I’m currently stuck at home on this beautiful day, dealing with a really bad cold. (Even as I sit here typing this up, I am currently in a feverish haze.) It’s frustrating but, fortunately, I’ve got a lot of movies to watch. After all, TCM is wrapping up their 31 Days of Oscars and my DVR is currently full of nominated films waiting to be reviewed.
For instance, I just watched the 1945 best picture winner, The Lost Weekend. The Lost Weekend was directed by Billy Wilder, a director who is most often associated with sad-eyed comedies like Some Like It Hot, The Apartment, and The Seven Year Itch. However, The Lost Weekend is most definitely not a comedy. Instead, it’s an incredibly harrowing and rather depressing portrait of addiction and lost promise.
Don Birnan (Ray Milland) is a struggling writer. When we first meet him, he’s packing for a weekend trip with his brother, Wick (Philip Terry). The conversation between Don and Wick at first sounds friendly but soon, we start to hear hints of suspicion in Wick’s voice. Wick seems incredibly concerned about what exactly Don is packing and Don starts to get defensive. Don says that it’s been ten days since he had a drink and that there is no more liquor in the apartment. However, whenever Wick turns his back, Don starts to search for the bottles that he’s hidden around his bedroom. (He’s even got a bottle of whiskey hanging on a rope outside the window.) It gets to the point that, whenever Wick isn’t looking, Don is holding a bottle.
And while that may sound potentially humorous, there’s nothing funny about the scene. Don’s desperation is too real. As someone who grew up having to deal with an alcoholic father, I recognized Don and his addiction immediately. Everything about him — from his fast smile to his continual assurances that he’s cleaned himself up — is a facade, designed to help him survive until he can get his next drink.
The main thing about alcoholics is that they’re extremely clever. Don knows that Wick wants to get him away for the weekend so that he can’t drink. When Don’s girlfriend, Helen (Jane Wyman), mentions that she has two tickets for a concert, Don convinces Wick to go to the show with her. Once Wick is out of the apartment, Don can sneak down to the neighborhood bar. When it comes time to leave for that dry weekend vacation, Don manages to accidentally on purpose miss the train.
Left alone for the weekend, Don can now do what he wants. He tries to write about his life as an alcoholic but discovers that his brain is too muddled for him to think straight. So, instead, he drinks. Unfortunately, Wick hasn’t left him any money and has also ordered all the local bars and liquor stores to not allow his brother to run up a tab. As a result, Don finds himself scrounging for money.

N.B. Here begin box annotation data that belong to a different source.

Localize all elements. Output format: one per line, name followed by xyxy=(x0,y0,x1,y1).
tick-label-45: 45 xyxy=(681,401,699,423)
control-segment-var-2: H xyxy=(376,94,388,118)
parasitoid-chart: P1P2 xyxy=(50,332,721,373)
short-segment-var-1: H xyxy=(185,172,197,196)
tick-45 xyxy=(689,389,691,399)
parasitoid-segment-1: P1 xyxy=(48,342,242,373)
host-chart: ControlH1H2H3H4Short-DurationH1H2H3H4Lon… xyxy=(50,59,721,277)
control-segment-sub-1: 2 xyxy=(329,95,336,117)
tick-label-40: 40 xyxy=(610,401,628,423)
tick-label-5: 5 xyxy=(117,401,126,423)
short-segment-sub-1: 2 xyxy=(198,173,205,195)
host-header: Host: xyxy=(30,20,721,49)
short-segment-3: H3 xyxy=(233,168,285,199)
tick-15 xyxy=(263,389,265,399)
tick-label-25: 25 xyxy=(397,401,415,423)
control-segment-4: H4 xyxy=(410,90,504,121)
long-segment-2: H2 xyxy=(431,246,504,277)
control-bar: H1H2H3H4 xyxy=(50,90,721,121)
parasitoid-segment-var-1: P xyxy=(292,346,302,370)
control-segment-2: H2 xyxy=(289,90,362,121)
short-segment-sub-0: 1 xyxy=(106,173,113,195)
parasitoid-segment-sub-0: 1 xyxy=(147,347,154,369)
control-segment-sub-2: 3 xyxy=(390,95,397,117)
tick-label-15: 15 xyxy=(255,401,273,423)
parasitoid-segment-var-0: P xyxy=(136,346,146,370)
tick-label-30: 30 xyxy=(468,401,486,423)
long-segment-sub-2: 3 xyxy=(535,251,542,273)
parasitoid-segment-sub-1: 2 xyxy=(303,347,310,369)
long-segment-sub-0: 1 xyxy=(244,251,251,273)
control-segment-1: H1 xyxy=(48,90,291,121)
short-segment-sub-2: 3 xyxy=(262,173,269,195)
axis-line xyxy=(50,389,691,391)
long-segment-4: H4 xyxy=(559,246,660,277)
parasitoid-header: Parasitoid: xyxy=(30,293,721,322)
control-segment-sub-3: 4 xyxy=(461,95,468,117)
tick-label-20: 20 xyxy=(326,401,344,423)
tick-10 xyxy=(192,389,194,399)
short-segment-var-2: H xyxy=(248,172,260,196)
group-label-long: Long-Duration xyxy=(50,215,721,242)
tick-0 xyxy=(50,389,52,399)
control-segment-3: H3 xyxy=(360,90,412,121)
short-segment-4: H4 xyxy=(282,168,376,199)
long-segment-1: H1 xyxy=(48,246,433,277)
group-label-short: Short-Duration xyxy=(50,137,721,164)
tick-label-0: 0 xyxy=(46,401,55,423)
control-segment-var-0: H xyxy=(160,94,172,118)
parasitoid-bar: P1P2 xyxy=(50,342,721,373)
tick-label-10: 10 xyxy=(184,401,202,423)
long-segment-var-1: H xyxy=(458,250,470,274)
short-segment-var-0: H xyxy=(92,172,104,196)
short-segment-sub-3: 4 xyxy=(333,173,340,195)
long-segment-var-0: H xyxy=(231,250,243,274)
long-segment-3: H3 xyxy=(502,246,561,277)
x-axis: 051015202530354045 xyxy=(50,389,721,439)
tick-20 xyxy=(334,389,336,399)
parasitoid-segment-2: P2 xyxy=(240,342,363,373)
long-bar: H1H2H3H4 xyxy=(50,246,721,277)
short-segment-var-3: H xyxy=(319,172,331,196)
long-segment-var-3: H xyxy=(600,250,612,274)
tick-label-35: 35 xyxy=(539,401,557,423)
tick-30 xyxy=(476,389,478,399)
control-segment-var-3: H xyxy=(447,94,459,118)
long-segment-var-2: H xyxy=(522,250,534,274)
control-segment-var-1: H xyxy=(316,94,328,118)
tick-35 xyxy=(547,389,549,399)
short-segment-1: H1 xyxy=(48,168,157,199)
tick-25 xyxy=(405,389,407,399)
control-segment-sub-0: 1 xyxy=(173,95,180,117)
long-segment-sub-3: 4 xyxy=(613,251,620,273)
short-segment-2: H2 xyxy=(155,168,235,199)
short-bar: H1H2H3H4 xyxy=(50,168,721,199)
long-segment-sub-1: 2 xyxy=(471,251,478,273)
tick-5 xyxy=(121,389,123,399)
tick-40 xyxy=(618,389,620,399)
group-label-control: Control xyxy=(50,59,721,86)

In perhaps the film’s most famous scene, Don carries his typewriter down to the local pawnshop so that he can get money to buy a drink. However, the pawnshop is closed for Yom Kippur. The camera follows Don as he staggers around New York City, looking for an open pawnshop. Wilder shot this scene on the streets of New York City, using a hidden camera. The people who we see reacting to Don are not Hollywood extras but instead are actual New Yorkers who had no idea that the pathetic drunk they were gawking at was actually film star Ray Milland.
As the weekend plays out, Don transforms. He goes from being smooth and outwardly confident to being unshaven and desperate. Eventually, Don ends up in a sanitarium, where he’s taunted by a sadistic nurse. (The nurse is played by Frank Faylen, who played Ernie the cab driver in It’s A Wonderful Life.) Even when Don manages to get back to his apartment, he finds himself screaming as he hallucinates a bat eating a mouse. Blood runs down the walls.
Does the film, at least, have a happy ending? It depends. The local bartender, Nat (Howard Da Silva), returns Don’s typewriter to him. Helen convinces Don to write about his lost weekend. Don says that he’s never going to drink again but, at the same time, we can’t help but remember that the movie started with Don saying the same thing…
As directed by Billy Wilder, The Lost Weekend plays out like a noir thriller, full of menacing shadows. The score, composed by Miklos Rozsa, uses a theremin to let us hear the addiction-fueled chaos within Don’s head. Best of all, Ray Milland totally loses himself in the role of Don Birnan, with the vanity of film stardom soon replaced with the pathos of addiction. Even watching the film today, it’s easy to understand how The Lost Weekend won the Oscar for Best Picture of 1945.